The challenge with personal certificates is that they can be used both as a signing authority, authentication, and for encrypting, or a combination of the three. Rob Carter noted that this is now becoming a topic of discussion at Duke because unlimited use of certificates is provided by the recent InCommon agreement. Personal certificates can be used as part of this agreement as well as SSL certificates, and there is no longer an incremental cost per certificate. Duke also now has the ability to control certificate use parameters.
Messages/files signed with a private key are decoded using the corresponding public key. Files encrypted by a public key can only be decoded by a specific private key. Because of this, if a private key is lost, it can create a serious problem. Key Escrow is a method of storing copies of private keys, similar to a virtual key safe. The benefit of doing so is the ability to recover lost keys. However, as with physical duplicate keys, key escrow presents a potential possibility for fraudulent activity. If used, the reputation and reliability of key escrow agents will be critical.
The dilemma facing Duke today is that in order to begin issuing personal certificates, we must choose to have key escrow or not. This choice is permanent and irrevocable for any Certificate Authority (CA) Duke chooses to operate, although we can choose to operate more than one CA with different characteristics. The current recommendation is to establish separate Certificate Authorities for signing certificates and encryption certificates; to enable escrow for encryption certificates, but not for certificates used for signing and authentication. There is no need to recover a key used for signatures, the signing has already been completed and does not need to be used again with the same key.
Encryption certificates on the other hand, may need to be used again in the future. If Duke decides to issue this type of certificate we must be able to recover keys, otherwise we risk data loss.
Robert Wolpert asked how key escrow plays into issues of eDiscovery. Rob responded that we are unsure at this time, but that data encrypted using a key that we have the capability of recovering could be subpoenaed. Alternatively, if we are not capable of decrypting subpoenaed information, we may have to answer for why we cannot.
John Board asked if the current generation of clients could handle a single certificate being used for all purposes. Rob responded that they could, and that this is purely an issue of policy. Alvy Lebeck agreed that this sounds like a policy based decision rather than technical, and said that it will need to involve Duke Legal and leadership. Alvy also asked what our peer institutions are doing to solve this issue. Rob responded that Duke is on the leading edge of this technology and there are not a lot of existing cases to follow.

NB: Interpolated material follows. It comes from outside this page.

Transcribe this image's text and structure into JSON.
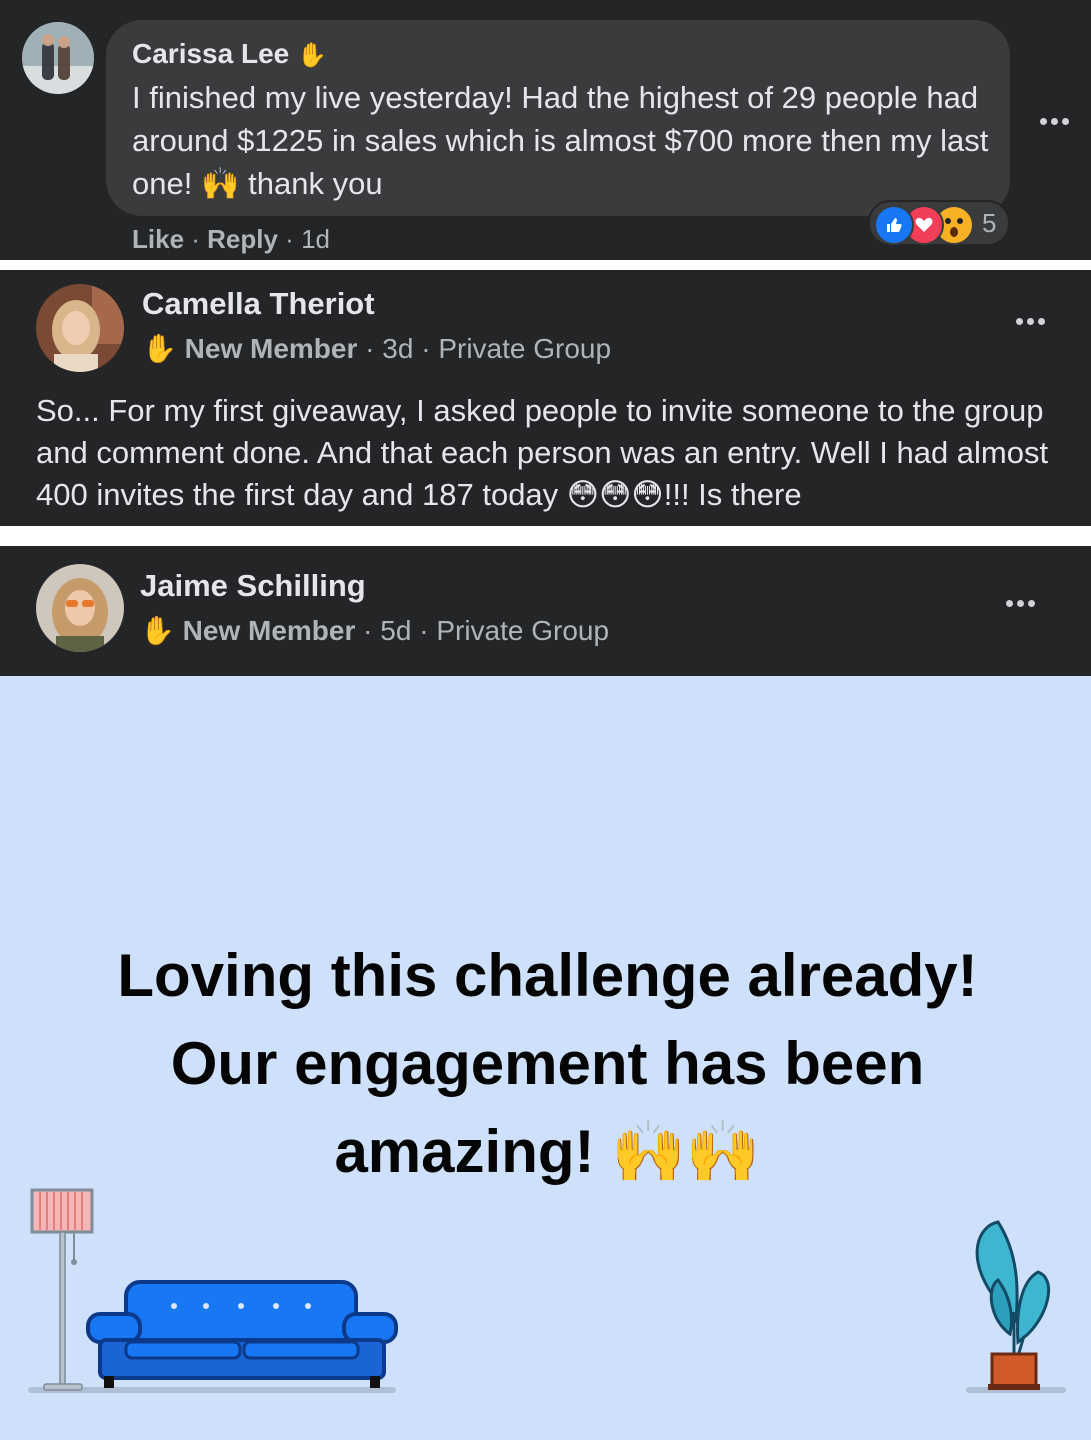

Robert Wolpert noted that there are relatively few things so private that he would wish for IT staff to be unable to recover it for him. And in that case, not having key escrow for signage makes sense, but escrow for encryption keys seems reasonable. Rafael Rodriguez asked how the InCommon licensing relates to users who may be affiliated with Duke as a business partner rather than employee of Duke. Rob scmsaid he has not specifically asked that question, but that as long as what the certificate is asserting an identity provided by the institution, it should not matter how the creator is affiliated with the university.
Rafael asked where escrowed keys would be kept if Duke decides to go that route. Rob replied that the escrowed keys would be kept by a third party through our arrangement with InCommon, but could only be accessed through use of a master key maintained by Duke.